Magnum Goldcorp Inc. Closes Non-Brokered Private Placement

West Vancouver, May 30, 2025 - Magnum Goldcorp Inc. (TSXV: MGI) (the "Company" or "Magnum") announces that further to its news release of May 22, 2025, the Company has now closed its private placement. The Company has raised a total of $150,000 through the issuance of 3,000,000 units (the "Units") at $0.05 per Unit. Each Unit consists of one common share and one share purchase warrant, with each warrant entitling the holder to purchase an additional common share for a period of 2 years at an exercise price of $0.20. No finders' fees were paid in connection with the private placement.
The Company intends to use the proceeds from this private placement for general working capital purposes.
Certain insiders of the Company purchased an aggregate of 200,000 Units under the private placement, constituting, to that extent, a "related party transaction" within the meaning of Exchange Policy 5.9 and Multilateral Instrument 61-101 ("MI 61-101"). The Company has relied on the exemptions from the valuation and minority shareholder approval requirements of MI 61-101 (and Policy 5.9) contained in sections 5.5(b) and 5.7(1)(b) of MI 61-101 in respect of such insider participation. The Company did not file a material change report more than 21 days before the expected closing of the private placements, as the details and amounts of the insider participation were not finalized until closer to the closing and the Company wished to close the transaction as soon as practicable for sound business reasons.
Magnum Goldcorp Inc.
"Douglas L. Mason"
_______________________________________
Douglas L. Mason, Chief Executive Officer
Contact:
info@waterfrontgroup.com
Tel 604.922.2030
Neither the TSX Venture Exchange nor its Regulation Services provider (as that term is defined in the policies of the TSX Venture Exchange) accepts responsibility for the adequacy or accuracy of this release.
This news release includes certain statements that may be deemed "forward-looking statements" within the meaning of applicable securities legislation. All statements, other than statements of historical facts, that address such matters, including the intended use of the proceeds of the private placement, are forward-looking statements and, as such, are subject to risks, uncertainties and other factors which are beyond the reasonable control of the Company. Such statements are not guarantees of future performance and actual results or developments may differ materially from those expressed in, or implied by, this forward-looking information. Any forward-looking statements are expressly qualified in their entirety by this cautionary statement. The information contained herein is stated as of the current date and subject to change after that date and the Company does not undertake any obligation to update publicly or to revise any of the forward-looking statements, whether as a result of new information, future events or otherwise, except as may be required by applicable securities laws.

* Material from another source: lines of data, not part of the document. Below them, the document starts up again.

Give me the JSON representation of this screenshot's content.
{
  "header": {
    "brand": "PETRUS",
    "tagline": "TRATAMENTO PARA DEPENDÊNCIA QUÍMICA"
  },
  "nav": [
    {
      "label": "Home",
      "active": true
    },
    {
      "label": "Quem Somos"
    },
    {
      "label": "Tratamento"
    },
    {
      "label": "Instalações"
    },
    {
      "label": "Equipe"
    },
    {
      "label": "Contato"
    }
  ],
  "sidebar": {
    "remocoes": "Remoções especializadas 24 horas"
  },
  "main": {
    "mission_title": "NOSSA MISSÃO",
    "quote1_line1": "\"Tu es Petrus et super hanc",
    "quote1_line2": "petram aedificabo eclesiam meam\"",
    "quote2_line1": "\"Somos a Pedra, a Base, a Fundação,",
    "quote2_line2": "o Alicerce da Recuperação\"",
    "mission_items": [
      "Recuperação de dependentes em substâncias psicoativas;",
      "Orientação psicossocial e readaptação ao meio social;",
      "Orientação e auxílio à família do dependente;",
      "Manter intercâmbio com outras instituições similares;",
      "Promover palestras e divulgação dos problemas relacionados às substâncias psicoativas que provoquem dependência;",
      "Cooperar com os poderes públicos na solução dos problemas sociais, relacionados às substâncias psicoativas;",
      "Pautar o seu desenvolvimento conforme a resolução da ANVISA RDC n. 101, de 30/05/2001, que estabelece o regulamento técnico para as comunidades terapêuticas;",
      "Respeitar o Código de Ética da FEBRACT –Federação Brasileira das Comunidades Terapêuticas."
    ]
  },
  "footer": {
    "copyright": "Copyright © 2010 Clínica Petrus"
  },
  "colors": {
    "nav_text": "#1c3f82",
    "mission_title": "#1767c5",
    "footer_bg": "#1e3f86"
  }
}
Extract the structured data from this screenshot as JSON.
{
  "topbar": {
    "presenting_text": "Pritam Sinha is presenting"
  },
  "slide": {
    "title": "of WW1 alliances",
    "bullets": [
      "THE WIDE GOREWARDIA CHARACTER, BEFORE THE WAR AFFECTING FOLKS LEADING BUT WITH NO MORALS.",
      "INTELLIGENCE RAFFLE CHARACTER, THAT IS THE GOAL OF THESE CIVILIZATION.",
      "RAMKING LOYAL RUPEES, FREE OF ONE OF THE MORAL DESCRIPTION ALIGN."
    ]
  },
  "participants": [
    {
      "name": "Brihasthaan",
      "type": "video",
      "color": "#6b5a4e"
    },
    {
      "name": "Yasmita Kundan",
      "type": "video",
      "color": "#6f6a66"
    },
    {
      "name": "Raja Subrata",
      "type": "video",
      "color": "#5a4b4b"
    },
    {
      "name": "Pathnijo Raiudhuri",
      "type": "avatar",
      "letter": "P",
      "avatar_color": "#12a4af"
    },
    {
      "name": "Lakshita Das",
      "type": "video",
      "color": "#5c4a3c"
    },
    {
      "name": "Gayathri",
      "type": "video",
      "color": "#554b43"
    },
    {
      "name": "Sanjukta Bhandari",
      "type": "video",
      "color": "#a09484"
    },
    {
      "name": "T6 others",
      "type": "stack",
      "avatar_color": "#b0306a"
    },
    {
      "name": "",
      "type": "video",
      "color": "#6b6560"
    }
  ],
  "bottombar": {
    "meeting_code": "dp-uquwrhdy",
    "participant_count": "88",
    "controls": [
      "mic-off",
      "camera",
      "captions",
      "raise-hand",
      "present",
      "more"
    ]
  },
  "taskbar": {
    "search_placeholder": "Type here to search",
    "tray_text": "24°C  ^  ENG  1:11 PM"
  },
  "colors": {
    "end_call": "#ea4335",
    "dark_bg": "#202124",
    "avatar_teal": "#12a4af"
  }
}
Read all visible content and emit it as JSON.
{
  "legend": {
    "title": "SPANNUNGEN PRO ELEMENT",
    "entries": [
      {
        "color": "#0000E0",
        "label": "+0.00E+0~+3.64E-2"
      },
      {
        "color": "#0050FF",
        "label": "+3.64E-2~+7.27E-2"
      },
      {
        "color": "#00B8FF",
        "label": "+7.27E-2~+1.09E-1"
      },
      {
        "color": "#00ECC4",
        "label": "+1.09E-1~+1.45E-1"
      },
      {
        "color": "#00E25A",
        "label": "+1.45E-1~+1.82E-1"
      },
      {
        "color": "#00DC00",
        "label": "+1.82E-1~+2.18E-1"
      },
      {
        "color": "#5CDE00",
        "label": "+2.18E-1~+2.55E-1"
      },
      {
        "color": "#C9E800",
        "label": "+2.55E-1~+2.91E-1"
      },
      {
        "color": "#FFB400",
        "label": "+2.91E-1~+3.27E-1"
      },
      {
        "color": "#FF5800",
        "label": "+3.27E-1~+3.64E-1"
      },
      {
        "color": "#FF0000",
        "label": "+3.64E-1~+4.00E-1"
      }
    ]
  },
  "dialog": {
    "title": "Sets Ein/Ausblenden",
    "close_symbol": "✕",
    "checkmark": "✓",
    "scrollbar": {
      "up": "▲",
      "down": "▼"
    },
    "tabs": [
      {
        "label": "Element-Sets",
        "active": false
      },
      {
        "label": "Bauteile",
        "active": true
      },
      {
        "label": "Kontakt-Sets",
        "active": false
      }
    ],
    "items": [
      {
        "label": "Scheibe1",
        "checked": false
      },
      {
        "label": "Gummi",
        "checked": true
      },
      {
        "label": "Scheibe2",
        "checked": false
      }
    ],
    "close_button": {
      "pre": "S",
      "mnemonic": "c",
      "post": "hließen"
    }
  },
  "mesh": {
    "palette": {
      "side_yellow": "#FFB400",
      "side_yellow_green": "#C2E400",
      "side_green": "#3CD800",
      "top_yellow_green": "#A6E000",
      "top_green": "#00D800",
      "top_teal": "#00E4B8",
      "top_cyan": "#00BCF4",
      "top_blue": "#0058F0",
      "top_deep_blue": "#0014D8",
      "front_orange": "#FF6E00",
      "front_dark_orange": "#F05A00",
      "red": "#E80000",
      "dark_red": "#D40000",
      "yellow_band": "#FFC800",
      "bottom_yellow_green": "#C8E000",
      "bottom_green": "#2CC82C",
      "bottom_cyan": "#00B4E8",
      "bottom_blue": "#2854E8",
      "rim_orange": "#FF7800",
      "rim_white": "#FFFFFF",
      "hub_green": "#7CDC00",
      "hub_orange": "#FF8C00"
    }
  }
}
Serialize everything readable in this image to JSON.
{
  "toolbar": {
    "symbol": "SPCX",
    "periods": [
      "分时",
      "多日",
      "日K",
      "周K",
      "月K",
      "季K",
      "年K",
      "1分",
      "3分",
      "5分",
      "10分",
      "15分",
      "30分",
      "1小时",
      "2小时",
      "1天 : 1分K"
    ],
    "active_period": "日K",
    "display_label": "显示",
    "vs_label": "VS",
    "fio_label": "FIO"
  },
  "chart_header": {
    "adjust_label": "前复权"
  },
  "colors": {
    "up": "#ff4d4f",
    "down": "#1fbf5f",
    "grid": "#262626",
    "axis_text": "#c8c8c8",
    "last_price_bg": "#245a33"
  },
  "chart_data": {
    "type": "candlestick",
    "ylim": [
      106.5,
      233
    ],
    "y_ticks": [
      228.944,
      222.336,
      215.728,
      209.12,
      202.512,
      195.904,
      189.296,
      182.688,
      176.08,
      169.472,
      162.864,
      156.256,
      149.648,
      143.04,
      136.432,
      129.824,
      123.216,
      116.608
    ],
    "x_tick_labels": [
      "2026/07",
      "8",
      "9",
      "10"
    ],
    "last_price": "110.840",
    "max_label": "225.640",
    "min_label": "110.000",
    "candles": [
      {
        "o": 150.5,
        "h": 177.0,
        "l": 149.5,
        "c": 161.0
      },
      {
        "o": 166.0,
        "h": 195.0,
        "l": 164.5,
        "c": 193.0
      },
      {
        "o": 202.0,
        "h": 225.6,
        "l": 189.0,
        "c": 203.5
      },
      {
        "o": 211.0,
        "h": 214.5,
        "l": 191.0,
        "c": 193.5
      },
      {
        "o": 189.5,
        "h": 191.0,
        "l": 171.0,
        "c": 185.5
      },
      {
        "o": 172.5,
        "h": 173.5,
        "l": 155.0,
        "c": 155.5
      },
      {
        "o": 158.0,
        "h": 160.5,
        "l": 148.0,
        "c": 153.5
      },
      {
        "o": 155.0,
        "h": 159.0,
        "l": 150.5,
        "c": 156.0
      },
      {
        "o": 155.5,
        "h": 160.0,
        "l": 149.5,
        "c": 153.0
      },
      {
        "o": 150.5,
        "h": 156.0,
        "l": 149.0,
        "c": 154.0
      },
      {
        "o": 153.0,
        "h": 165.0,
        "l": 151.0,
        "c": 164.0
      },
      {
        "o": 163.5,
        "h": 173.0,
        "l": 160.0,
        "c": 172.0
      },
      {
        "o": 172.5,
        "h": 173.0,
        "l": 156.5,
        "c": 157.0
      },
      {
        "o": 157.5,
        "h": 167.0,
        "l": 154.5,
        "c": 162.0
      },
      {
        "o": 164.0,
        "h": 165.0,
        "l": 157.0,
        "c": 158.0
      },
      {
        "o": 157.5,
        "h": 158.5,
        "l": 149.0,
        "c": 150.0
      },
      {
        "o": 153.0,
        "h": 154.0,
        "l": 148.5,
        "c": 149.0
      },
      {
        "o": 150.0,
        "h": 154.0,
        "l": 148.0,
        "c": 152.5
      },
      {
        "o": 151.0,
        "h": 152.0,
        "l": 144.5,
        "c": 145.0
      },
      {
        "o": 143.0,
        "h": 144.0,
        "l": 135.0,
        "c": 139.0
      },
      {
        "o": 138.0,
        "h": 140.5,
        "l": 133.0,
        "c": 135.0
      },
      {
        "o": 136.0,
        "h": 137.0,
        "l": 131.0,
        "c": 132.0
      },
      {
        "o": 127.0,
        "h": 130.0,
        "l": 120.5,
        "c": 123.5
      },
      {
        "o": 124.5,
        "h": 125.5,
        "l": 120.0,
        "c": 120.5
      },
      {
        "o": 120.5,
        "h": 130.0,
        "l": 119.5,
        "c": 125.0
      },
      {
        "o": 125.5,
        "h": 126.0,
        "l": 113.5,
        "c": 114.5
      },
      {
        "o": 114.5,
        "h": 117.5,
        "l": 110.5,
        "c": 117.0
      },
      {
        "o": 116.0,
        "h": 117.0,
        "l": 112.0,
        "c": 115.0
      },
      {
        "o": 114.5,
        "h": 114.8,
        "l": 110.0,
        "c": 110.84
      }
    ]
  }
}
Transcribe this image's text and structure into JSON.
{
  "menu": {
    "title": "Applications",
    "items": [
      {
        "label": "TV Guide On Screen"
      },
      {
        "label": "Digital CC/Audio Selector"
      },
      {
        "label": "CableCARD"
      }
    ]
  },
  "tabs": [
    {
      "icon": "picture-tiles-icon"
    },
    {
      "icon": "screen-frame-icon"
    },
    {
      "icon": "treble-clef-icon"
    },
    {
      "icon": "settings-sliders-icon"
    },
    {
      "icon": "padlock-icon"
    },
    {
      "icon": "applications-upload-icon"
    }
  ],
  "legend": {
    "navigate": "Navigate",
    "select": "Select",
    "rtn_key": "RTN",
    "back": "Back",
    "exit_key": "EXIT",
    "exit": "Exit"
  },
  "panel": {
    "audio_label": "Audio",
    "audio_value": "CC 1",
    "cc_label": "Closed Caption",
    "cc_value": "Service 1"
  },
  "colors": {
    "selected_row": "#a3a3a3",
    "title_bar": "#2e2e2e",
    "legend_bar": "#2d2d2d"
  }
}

This news release does not constitute an offer to sell or a solicitation of an offer to buy the securities described herein in the United States. The securities described herein have not been and will not be registered under the United States Securities Act of 1933, as amended, and may not be offered or sold in the United States or to the account or benefit of a U.S. person absent an exemption from the registration requirements of such Act.
NOT FOR DISSEMINATION IN THE UNITED STATES OR FOR DISTRIBUTION TO U.S. NEWSWIRE SERVICES AND DOES NOT CONSTITUTE AN OFFER OF THE SECURITIES DESCRIBED HEREIN.